Associate Professor of Geology
Email perron [at] mit [dot] edu
PhD, UC Berkeley
Geomorphology • Planetary Sciences
Taylor Perron's research seeks a quantitative understanding of the processes that create landscapes, both on Earth and on other planets and moons. His approach combines theory and numerical modeling, field and remote sensing observations, analysis of data from planetary missions, and laboratory experiments. A central theme in his research is understanding why landscapes develop uniform patterns, such as evenly spaced valleys and branching river networks, and how to interpret these patterns as records of the geological past. Other topics of interest include the influence of life on Earth's surface topography, oceans and paleoclimate on Mars, the formation of river networks on Titan (Saturn¹s largest moon), and the influence of climate on erosion and landscape evolution.

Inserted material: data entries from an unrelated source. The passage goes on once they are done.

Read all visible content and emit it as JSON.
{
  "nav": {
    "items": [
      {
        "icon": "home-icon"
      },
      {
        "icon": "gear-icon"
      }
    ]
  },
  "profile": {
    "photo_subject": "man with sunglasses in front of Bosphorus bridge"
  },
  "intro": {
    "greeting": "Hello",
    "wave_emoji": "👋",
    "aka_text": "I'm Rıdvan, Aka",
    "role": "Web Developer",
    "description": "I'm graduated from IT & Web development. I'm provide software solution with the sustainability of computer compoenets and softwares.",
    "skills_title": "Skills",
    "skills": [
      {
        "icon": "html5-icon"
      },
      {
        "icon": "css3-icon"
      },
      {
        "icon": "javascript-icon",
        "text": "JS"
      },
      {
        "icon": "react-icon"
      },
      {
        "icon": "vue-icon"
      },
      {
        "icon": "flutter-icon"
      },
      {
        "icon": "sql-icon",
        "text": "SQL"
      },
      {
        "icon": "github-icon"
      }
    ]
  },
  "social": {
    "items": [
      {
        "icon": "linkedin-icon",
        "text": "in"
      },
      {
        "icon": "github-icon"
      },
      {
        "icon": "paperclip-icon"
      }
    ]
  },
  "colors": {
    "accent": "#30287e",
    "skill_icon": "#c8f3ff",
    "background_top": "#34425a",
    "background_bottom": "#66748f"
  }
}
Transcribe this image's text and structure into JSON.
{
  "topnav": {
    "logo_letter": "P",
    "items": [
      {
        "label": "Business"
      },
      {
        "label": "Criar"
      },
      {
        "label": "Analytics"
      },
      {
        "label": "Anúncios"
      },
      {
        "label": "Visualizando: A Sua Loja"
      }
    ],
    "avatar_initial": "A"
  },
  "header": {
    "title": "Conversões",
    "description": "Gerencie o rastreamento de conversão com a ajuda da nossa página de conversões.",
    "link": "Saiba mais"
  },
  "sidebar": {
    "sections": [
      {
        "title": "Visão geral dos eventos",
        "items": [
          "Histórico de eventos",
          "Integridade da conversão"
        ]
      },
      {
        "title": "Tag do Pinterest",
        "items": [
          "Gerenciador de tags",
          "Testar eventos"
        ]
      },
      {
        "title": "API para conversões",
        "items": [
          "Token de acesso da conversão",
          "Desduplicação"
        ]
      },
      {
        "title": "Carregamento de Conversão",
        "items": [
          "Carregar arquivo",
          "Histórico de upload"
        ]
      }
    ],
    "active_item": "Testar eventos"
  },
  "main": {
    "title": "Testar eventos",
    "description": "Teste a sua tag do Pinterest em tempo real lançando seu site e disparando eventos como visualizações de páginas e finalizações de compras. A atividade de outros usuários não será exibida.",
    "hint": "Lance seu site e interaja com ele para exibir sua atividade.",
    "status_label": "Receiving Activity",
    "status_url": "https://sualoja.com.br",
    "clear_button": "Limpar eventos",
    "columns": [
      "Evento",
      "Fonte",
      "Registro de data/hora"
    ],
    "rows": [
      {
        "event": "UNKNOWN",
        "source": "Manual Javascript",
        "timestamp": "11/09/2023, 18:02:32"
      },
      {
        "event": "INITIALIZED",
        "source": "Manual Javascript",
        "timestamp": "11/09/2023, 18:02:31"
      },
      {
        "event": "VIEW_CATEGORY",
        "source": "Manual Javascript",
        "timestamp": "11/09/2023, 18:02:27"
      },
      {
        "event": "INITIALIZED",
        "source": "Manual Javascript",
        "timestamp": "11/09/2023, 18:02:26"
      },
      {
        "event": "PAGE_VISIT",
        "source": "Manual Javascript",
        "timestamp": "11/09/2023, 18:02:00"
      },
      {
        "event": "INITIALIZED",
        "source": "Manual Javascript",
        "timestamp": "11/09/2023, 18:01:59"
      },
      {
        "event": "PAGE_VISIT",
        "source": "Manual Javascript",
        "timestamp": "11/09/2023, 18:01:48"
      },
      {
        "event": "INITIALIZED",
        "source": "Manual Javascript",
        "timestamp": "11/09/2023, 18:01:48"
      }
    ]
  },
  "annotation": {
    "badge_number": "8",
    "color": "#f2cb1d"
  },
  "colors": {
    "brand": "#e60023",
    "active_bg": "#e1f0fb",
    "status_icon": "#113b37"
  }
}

Taylor holds an AB in Earth and Planetary Sciences and Archaeology from Harvard University and a PhD in Earth and Planetary Science from the University of California, Berkeley. He came to EAPS after a two-year stint as a Daly Postdoctoral Fellow in the Department of Earth and Planetary Sciences at Harvard. Recent honors include the Luna B. Leopold Young Scientist Award of the Earth and Planetary Surface Processes focus group of the American Geophysical Union (AGU), selection as the Robert P. Sharp lecturer at the AGU fall meeting, membership in the Canadian Institute for Advanced Research (CIFAR), and selection as a Kavli Frontiers of Science Fellow by the National Academy of Sciences.